Mr Mellor assessed the potential uplift in value which would be achieved by lifting the restriction on subletting at £47,500 for each flat. He arrived at that figure by taking the freehold vacant possession value (“FHVP”) of the two-bed flats, which would have no restriction on sub-letting and had been agreed by the two expert witnesses to be £287,500, and then comparing the price paid for actual sales of two-bed flats in the property and the sister blocks in recent years. 77 sold in July 2019 for £260,000, 82 sold in August 2020 for £240,000 and 65 sold in February 2021 for £270,000, giving an average price of £256,000. Mr Mellor then adjusted that average value downwards to £240,000 in view of the condition of two of them. He attributed the difference between that and the agreed value of the freehold, being £47,500, entirely to the absence of a sub-letting restriction; that is 17% of the value of each flat.

31.

Mr Mellor then considered in light of that what would be the freeholder’s price for a deed of variation; his opinion was that it would be logical for 50% of the uplift to be paid to the landlord in consideration of release, making £142,500 altogether. He took the view, in light of data from Nethouseprices, that in this block of six flats there is one sale every two years, so a hypothetical purchaser will have to wait on average six years to take a premium on any one flat. Taking account of that period and applying a discount of 40% for commercial risk, he reached a figure of £60,000.

32.

Mr Loizou did not attribute any value to the ability to sell deeds of variation because he felt that the fee for such a deed would merely cover the landlord’s expenses, and in any event the current policy on the estate is not to grant such deeds. As we noted above, that policy is not relevant because the question is what would a hypothetical purchaser pay for the ability to release the covenants. And there is no reason why such a purchaser could not seek to profit from the release of the covenant against sub-letting if they were minded to do so.

33.

Mr Loizou’s evidence is therefore of no assistance to us, but we have grave doubts about the accuracy of Mr Mellor’s evidence. He has worked on the basis that the entire difference in values between the agreed freehold value of the flats and his adjusted average of the actual sales figures is due to the restriction on sub-lettings. However, we note that before averaging the individual sale prices had a range of £30,000, and that those differences had nothing to do with the ability to sublet. We conclude that Mr Mellor’s adjustment is subjective, and we give very little weight to his assessment of value difference arising from the ability to sublet. He assumed that a deed of variation would be sought on every sale, which appears to us unlikely. In cross examination he maintained that the freeholder receives requests for permission to sub-let, but was not aware of any occasion when a tenant had actually asked for a variation of the lease; that might be because the current freeholder is known to have a policy of refusing permission to sub-let, but equally it is likely that while some tenants would like to be able to sub-let not all would be willing to pay a capital sum in order to do so.

34.

Finally, there is some legal risk attached to the grant of deeds of variation. Duval v Randolph Crescent Limited [2020] UKSC 18 concerned a block of flats where each tenant had covenanted not to alter the structure of the building.
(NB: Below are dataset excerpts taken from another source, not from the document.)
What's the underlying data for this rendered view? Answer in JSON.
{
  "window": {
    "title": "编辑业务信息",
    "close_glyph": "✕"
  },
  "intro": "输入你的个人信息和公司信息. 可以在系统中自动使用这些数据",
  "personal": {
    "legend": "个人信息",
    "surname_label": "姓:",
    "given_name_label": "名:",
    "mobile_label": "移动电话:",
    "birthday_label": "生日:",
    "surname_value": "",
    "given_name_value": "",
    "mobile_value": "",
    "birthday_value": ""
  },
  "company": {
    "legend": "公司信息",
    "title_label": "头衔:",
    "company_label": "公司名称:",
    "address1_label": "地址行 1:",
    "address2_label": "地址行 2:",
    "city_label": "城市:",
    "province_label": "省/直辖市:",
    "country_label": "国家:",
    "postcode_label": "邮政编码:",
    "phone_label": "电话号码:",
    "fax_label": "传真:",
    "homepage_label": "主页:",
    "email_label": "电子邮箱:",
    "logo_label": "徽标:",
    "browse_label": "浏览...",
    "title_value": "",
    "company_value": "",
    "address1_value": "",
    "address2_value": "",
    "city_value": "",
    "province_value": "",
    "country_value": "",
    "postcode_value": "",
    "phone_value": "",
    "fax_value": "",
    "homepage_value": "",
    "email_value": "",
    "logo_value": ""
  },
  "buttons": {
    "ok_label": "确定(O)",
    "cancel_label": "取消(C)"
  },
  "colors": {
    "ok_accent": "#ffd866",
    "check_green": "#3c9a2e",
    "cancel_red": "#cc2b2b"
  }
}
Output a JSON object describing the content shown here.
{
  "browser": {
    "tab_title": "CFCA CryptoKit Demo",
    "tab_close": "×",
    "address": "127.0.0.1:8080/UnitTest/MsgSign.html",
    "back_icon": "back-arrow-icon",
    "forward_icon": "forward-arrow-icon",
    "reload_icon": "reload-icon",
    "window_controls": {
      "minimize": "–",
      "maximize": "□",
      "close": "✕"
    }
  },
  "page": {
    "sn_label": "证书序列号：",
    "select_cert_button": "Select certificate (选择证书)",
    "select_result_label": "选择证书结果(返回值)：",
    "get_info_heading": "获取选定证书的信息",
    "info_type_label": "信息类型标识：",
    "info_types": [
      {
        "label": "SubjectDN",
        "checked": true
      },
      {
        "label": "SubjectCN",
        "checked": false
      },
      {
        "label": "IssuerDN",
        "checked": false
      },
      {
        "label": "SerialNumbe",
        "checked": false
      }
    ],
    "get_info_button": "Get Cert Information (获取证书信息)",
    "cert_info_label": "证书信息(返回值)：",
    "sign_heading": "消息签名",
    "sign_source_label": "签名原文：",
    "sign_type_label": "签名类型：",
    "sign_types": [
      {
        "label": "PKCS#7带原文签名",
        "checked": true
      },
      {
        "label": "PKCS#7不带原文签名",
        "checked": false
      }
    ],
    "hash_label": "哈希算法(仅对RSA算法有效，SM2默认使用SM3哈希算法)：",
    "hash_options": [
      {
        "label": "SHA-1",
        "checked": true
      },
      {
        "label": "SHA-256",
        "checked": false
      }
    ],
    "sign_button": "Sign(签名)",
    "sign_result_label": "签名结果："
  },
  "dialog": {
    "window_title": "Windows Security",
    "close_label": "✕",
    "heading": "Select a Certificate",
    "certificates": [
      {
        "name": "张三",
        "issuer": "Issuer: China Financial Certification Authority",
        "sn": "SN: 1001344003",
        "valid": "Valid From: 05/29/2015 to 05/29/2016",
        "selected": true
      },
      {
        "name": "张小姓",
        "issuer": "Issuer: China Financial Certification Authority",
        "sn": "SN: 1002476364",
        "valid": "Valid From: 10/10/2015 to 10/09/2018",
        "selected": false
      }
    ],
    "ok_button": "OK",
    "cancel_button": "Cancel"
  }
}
The landlord proposed to grant consent to one of the tenants to make such an alteration, and another tenant sought a declaration that the landlord was not entitled to do so. The leases contained a covenant by the landlord to enforce, at their request and at their expense, covenants given by other tenants for the benefit of all. The Supreme Court held that there was an implied term in the lease that the landlord would not put it out of its power to comply with that covenant by releasing one of the tenants from an absolute covenant not to alter the structure of the building. The freeholder in the present appeal has given a similar covenant to all the lessees, not in the original leases but in deeds of variation of the leases.

35.

Duval was not referred to in the hearing and we asked counsel for both parties to comment on it afterwards, on the basis that it might prevent the freeholder here from granting deeds of variation. We are persuaded by Mr Yianni’s argument that the circumstances in this appeal are not on all fours with those in Duval; in particular it is not clear that the covenant against sub-letting benefits the tenants rather than just the freeholder. So we are not in a position, in the absence of further argument, to say that the freeholder would be unable to grant deeds of variation. But it is obvious that there would be a risk that if a future freeholder proposed to grant a deed of variation another tenant might challenge that on the same basis as in Duval, and the challenge would not be without substance.

36.

For all those reasons it seems to us that a prospective purchaser of the freehold would look with considerable scepticism at the prospect of making money out of the release of the sub-letting covenant. The idea that it would pay even a modest sum for the possibility seems to us implausible and we attribute no value to it.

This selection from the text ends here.